You remove the sewing needle from a pot of boiling water on the stove and dip it into a pool of India ink, but only the very tip. You find a spot on your skin, take a deep breath, and poke the needle just under the thinnest layer of skin. You remove the needle, dip again into the black ink, and stab into the skin right next to the first spot. You repeat for four hours. You wait for one week and the scab heals. You do the same thing, for four hours again. You have your first stick and poke tattoo.

“I guess counting all of my finger tattoos I have eighteen stick and pokes,” says Tyler Teegarden. “I still like ‘em all. I don’t regret any of them.” The lettered tattoos spelling SAND WICH on his fingers are his favorites. Why? Because he likes sandwiches, and says they’re good for people. He also favors the large mushroom cloud spelling war on his ankle.

Tyler’s hair is the color of a blue raspberry Jolly Rancher. Beads and feathers hang from various parts of his ears and silver spikes line the shoulders of his layered plaid flannel shirts.

“I’ve given tattoos to a lot of people,” he says. “I guess they just see ones I’ve done on my friends, think they’re good, and ask if I can give one to them.”

Stick and poke tattoos didn’t get their start with high school rebels, though. Because tattooing in prison is illegal in the United States, some inmates use supplies like pencils, staples, or paper clips with ink taken from pens to assemble tattoo equipment.

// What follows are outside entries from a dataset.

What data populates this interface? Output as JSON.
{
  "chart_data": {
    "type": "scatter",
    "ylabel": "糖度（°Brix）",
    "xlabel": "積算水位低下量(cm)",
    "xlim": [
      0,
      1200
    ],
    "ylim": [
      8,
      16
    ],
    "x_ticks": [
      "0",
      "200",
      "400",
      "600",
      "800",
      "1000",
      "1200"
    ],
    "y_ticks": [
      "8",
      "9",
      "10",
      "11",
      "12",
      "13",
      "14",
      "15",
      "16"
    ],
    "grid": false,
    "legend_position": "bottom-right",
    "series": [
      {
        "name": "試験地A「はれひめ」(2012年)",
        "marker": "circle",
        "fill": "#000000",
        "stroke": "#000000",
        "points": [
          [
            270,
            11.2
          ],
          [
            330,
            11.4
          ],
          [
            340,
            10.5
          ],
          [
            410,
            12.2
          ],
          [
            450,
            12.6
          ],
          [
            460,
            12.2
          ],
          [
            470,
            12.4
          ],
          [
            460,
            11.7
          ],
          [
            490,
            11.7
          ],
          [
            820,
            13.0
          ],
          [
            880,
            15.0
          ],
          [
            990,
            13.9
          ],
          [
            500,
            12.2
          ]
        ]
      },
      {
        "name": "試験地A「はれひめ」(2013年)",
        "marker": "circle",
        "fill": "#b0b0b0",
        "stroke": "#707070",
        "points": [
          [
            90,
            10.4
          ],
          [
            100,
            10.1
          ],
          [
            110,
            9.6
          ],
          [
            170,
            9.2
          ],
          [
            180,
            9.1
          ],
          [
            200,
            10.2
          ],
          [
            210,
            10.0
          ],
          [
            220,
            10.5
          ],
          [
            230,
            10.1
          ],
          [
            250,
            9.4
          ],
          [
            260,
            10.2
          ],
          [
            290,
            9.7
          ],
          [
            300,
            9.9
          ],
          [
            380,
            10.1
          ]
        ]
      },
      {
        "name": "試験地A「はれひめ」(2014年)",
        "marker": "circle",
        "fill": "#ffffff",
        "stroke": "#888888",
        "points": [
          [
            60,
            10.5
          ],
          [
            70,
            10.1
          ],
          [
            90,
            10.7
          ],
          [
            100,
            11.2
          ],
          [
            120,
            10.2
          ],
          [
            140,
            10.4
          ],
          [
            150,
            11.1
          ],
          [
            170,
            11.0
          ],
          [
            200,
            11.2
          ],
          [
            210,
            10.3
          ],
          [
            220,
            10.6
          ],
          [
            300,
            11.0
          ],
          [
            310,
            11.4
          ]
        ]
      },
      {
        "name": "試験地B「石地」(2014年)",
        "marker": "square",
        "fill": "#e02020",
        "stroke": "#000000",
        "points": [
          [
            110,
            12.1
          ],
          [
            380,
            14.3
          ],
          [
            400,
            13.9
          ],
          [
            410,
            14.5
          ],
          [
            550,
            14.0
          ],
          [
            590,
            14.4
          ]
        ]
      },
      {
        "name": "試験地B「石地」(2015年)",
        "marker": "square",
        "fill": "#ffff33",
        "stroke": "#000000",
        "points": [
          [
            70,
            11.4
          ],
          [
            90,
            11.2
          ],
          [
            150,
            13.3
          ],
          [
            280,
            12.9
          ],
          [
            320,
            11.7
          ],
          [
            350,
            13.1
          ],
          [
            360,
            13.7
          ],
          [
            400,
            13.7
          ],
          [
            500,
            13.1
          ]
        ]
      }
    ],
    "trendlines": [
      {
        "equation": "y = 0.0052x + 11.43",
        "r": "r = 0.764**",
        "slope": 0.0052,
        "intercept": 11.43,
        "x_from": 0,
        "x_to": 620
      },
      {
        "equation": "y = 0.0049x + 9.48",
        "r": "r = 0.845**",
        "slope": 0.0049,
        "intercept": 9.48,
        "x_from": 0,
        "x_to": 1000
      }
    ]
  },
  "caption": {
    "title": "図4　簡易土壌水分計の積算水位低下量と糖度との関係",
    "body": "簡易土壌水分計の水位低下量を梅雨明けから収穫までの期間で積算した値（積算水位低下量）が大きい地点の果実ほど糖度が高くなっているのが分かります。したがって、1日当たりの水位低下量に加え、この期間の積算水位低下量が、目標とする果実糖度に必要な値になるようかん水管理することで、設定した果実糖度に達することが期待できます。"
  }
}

“I learned how to do tattoos from my friend’s dad when he was released from prison after thirteen years,” says Teegarden. “He had learned how to make it safer and safer until there was almost no infection risk, and that’s how I can do such a good job.”

But not all stick and poke artists are as hygienically cautious as Teegarden, and the results can be unpleasant.  “I’ve seen so many bad stick and poke tattoos,” he says. “Mostly by people who go too deep with the ink and their skin turns red around the tattoo. When people get ink poisoning you can see the ink going under the skin through their blood vessels and spreading until they have to go to the hospital and get it removed.”

After giving about thirty stick and poke tattoos, sometimes with substantial detail, Teegarden has his foot in the door and a growing DIY-ink reputation. Although he’s taken art classes in the past, they never taught him the skills he was looking for and tattooing gave him the opportunity to get started with body art. “I love thinking about being a tattoo artist in the future, but I’m not sure it’s what I’m meant to do in life,” he says. Maybe someday he’ll be working in a tattoo parlour, but for now he’s satisfied giving tattoos to his friends at no cost. After all, he is only 16.